The OSMOSIS Parametrisation of the Ocean Surface Boundary Layer (OSBL) in Global Runs of the NEMO Ocean Circulation Model

A. J. George Nurser1, Alan L Grant2, Stephen E Belcher3, Mike Bell4, Adam Tobias Blaker1, Alex Megann5 and Catherine Guivarch6, (1)National Oceanography Centre, Southampton, United Kingdom, (2)University of Reading, Reading, RG6, United Kingdom, (3)Univ Reading, Reading, United Kingdom, (4)Met Office, Exeter, United Kingdom, (5)National Oceanography Center, Liverpool, United Kingdom, (6)Met Office, United Kingdom
The OSMOSIS scheme is based on results of Large Eddy Simulations (LES) of the Langmuir turbulence that is thought to dominate in the OSBL. Turbulent transports are represented using flux-gradient relationships. The diffusivity profile, scaled by the (OSBL) depth and a turbulent velocity scale, and “non-local” fluxes of tracers and momentum are specified in the boundary layer. The depth of the OSBL is predicted from a new prognostic equation based on the integrated potential energy budget of the OSBL. The equation represents deepening of the OSBL by entrainment driven by Langmuir or shear turbulence in combination with convective turbulence.

This scheme has been implemented into the NEMO ocean circulation model, and global runs have been performed at resolutions of 1° and ¼°. Results generally compare well with observations and with runs with the standard NEMO turbulent kinetic energy (TKE) scheme. In particular, the model simulates well the mixed-layer depths in the Southern Ocean in the Austral summer that are frequently underestimated by other models. However, initial versions of the model gave winter mixed-layers that were too deep, even after reducing the entrainment rate when the OSBL is deep enough for the eddy-turnover timescale to be comparable with the inertial timescale and reducing the entrainment rate for Langmuir turbulence when the OSBL depth is much greater than the depth to which the Stokes drift penetrates.
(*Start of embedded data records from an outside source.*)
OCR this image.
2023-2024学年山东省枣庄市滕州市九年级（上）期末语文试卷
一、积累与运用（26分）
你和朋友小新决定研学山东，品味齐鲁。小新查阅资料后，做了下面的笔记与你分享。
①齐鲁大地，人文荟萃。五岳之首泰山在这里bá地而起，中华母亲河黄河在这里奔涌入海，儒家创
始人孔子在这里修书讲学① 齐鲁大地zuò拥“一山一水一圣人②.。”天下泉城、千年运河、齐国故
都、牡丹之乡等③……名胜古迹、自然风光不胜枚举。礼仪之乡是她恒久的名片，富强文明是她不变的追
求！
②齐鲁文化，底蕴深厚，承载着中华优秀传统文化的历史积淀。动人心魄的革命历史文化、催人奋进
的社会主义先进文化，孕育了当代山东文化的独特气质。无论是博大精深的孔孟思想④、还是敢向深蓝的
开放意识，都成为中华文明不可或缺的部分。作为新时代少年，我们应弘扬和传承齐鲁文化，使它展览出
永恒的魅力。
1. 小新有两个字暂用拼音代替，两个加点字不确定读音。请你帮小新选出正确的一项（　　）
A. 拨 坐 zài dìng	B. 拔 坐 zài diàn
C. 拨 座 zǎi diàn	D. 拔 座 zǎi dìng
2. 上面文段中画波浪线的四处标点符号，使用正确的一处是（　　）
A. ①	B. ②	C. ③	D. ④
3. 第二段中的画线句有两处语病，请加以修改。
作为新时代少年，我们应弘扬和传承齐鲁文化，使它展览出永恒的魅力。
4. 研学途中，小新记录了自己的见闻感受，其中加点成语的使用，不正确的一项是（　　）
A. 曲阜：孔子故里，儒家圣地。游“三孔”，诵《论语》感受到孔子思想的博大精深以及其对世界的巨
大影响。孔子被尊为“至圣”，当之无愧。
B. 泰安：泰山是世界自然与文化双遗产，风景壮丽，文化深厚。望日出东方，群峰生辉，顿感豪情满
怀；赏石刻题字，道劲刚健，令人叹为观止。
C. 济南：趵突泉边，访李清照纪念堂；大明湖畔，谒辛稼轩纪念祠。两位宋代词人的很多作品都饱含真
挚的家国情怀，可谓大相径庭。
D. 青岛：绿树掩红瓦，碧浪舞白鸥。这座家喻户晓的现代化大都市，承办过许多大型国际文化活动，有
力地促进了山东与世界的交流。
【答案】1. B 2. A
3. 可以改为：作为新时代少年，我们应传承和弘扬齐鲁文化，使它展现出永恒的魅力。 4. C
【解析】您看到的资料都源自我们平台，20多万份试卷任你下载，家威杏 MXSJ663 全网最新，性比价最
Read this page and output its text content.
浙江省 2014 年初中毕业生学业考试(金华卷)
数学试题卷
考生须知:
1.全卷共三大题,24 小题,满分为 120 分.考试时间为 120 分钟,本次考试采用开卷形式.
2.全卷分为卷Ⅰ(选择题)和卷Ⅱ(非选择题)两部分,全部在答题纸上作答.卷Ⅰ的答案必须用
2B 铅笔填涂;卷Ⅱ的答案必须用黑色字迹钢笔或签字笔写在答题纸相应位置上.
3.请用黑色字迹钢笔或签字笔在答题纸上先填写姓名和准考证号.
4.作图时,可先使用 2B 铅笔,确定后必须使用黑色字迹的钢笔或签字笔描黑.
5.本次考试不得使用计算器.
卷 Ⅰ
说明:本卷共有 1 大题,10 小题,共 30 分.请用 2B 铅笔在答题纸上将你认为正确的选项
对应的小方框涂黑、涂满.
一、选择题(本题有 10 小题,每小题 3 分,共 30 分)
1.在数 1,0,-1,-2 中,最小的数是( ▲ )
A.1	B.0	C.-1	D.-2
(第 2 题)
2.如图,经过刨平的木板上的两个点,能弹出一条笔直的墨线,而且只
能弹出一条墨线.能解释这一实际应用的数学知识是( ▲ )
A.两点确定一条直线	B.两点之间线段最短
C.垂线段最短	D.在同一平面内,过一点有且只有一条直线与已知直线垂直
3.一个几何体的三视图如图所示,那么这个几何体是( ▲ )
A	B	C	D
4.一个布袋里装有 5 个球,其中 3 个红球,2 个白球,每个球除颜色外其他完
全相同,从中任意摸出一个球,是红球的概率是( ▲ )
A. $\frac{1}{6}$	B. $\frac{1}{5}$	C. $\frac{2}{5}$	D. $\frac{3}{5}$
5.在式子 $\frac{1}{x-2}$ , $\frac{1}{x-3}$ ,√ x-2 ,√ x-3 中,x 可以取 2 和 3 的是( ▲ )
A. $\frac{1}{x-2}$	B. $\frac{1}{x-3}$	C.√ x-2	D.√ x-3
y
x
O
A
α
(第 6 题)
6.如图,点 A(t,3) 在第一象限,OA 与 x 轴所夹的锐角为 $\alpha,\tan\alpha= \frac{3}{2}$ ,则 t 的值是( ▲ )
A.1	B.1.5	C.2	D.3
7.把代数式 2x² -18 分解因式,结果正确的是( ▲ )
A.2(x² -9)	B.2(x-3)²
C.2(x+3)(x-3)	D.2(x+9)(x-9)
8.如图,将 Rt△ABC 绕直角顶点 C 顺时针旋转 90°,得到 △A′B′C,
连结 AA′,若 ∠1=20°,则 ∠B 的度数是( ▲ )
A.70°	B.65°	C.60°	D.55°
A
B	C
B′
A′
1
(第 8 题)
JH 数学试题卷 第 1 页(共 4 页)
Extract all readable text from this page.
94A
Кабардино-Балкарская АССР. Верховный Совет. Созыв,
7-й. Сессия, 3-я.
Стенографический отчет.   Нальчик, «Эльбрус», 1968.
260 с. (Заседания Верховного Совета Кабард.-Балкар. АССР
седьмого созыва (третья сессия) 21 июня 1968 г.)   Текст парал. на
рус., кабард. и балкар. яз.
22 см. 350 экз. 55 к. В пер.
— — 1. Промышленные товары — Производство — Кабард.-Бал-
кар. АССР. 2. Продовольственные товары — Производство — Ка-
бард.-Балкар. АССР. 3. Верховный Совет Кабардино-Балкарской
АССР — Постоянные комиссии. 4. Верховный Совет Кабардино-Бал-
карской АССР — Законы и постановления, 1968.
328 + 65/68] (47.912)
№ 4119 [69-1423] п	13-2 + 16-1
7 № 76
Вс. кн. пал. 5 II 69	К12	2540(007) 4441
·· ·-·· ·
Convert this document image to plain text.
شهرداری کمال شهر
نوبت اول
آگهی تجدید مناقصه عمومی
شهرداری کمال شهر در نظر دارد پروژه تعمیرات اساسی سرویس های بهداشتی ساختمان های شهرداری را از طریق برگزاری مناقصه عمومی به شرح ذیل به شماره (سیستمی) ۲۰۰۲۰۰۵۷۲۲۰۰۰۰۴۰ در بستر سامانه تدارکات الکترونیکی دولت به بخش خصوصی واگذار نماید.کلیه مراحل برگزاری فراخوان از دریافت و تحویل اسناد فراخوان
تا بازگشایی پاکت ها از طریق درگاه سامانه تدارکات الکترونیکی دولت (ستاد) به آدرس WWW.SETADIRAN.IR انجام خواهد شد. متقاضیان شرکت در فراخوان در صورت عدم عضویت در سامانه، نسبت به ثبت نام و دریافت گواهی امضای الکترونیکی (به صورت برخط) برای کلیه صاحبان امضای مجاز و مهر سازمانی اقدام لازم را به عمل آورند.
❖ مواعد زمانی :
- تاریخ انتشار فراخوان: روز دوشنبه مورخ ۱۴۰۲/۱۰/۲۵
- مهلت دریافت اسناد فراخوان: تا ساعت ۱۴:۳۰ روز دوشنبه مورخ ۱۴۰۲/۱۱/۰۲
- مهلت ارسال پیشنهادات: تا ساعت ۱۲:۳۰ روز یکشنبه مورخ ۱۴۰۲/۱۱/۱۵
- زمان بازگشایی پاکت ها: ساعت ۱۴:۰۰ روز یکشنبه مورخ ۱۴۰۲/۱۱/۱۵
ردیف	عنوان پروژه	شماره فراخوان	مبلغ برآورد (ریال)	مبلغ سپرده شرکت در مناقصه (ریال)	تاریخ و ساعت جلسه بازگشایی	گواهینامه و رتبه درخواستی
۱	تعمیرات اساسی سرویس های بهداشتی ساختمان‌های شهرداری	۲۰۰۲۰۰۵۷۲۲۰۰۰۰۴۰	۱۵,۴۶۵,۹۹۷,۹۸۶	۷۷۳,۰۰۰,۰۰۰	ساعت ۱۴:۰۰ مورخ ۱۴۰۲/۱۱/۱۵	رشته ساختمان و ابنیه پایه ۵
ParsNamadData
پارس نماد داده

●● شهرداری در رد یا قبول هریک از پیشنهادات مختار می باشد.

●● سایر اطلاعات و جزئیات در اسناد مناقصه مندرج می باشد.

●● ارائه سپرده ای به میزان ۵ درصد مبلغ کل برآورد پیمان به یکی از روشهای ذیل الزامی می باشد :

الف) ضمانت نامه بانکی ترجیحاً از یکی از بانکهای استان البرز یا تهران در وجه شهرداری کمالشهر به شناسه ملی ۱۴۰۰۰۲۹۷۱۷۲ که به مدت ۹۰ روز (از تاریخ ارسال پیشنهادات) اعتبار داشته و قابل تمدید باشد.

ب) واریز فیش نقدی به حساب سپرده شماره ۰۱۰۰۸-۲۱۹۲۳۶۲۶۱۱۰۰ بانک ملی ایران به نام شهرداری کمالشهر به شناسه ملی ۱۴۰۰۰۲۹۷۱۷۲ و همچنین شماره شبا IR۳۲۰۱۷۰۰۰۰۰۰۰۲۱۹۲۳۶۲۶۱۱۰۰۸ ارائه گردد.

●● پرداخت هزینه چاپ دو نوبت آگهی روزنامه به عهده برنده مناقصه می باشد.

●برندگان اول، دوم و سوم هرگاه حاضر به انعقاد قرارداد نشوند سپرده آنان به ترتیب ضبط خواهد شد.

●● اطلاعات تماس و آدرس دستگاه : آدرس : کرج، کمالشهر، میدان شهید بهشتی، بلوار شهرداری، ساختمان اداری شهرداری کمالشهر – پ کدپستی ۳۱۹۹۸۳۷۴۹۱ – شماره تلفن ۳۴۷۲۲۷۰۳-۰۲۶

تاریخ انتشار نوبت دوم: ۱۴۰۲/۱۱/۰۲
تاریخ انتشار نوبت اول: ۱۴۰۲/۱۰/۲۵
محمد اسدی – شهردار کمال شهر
Tests show that including these effects only partly explains the overly deep boundary layers.

In order to take account of the sub-mesoscale eddies that are thought to restratify the winter mixed-layer, the Fox-Kemper parametrisation of sub-mesoscale instabilities can be coupled with the OSBL model, so that the energy budget used in the prognostic equation for the mixed-layer depth takes account of the eddy buoyancy fluxes. The results are promising, giving more realistic winter mixed-layer depths.